Ninguém sente frio na barriga igual. A emoção é de cada um. Cada emoção é única. Toda emoção é completa. Temos tudo para emocionarmos o tempo todo se quisermos. Somos o que nos faz tremer as pernas. Contudo, estamos mais preocupados com o sentido utilitário da vida que com o sentido sentimental de viver. Deixamos de lado o que de fato vale viver. Valemos mais pelas teorias que dominamos. Valemos mais pelos gráficos e tabelas que interpretamos. Valemos mais pela capacidade que temos de resolver problemas que não acabam nunca. Importa apenas saber qual a melhor área de atuação do mercado no momento. Impossível saber. Por que? Porque mundo gira e porque tudo muda o tempo todo. Trocamos a estabilidade do emocionar pela instabilidade do ter que nunca satisfaz. Desse modo, reduzimos nosso viver ao infinito. Viramos seres a procura. Viramos compulsivos da atualização. Fomos colocados em um fosso do que nunca vem. Temos que saber do que ainda não foi. Temos que nos adiantar ao diante do diante. Trocamos o prazer pelo desespero.

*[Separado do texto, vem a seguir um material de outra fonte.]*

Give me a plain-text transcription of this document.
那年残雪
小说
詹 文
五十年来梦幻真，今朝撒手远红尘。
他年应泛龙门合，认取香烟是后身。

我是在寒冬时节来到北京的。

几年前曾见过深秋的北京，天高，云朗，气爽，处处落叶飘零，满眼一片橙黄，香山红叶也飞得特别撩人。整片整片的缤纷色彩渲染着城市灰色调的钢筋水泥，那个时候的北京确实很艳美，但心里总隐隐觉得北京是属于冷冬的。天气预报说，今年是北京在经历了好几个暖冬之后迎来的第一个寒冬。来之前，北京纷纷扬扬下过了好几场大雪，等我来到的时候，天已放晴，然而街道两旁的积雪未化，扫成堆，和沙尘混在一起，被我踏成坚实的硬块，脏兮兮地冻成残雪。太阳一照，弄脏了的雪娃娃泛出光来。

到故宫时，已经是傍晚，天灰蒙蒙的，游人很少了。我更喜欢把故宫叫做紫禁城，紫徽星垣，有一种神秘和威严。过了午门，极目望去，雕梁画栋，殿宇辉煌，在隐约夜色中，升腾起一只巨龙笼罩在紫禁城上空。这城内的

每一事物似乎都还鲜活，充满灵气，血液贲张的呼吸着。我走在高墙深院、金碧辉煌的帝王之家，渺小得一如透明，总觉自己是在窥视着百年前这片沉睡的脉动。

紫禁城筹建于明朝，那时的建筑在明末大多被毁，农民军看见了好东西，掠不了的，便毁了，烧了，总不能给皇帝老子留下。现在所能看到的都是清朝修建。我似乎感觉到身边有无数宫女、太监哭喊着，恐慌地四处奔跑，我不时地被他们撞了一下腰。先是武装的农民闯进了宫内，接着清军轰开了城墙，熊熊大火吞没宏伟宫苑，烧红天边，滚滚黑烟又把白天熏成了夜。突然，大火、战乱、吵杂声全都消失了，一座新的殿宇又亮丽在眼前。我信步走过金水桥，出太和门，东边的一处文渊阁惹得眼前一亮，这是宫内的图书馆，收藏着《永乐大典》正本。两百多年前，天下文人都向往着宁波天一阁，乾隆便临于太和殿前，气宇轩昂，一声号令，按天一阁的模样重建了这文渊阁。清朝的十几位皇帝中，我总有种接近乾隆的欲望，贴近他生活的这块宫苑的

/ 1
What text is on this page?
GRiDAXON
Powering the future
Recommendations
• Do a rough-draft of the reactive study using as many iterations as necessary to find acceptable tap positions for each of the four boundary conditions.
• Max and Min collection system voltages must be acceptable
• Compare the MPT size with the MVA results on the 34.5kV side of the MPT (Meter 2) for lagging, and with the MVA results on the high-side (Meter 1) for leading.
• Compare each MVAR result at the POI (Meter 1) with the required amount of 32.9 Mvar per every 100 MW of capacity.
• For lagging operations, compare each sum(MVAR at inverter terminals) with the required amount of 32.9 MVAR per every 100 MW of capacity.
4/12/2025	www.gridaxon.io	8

Trocamos o gozo pela fissura. Trocamos a alegria de viver pelo medo de perder o emprego. O mercado consumiu nosso viver. Não temos mais tempo para tremer as pernas. Não sabemos mais apenas saborear. Não enchemos mais os olhos. Não apenas somos. Estamos sempre sendo. Contaminamos nossas emoções com nossas preocupações. Trocamos o certo pelo duvidoso. Não tem preço uma taquicardia de emoção. Nada é comparável a um respirar profundo diante do belo. Viramos seres sem respostas. Trocamos o UM único da emoção pela indefinição. Trocamos o olhar sereno pela ansiedade eletrizante. Escolhemos um caminho sem fim. Estamos melancólicos porque o tempo todo temos que recomeçar do zero. Vivemos de calcular os riscos e de pensar estratégias. Não temos mais tempo para o prazer de viver. Não olhamos nos olhos. Perdemos o hábito da contemplação. As pessoas embruteceram. A natureza se tornou um meio. O fim deveria ser gozar de tudo o que a vida é e não do que ela ainda será. O fim não deveria ser a sensação de prazer sempre postergado. Esquecemos do que temos e somos. Viramos seres em busca do nunca.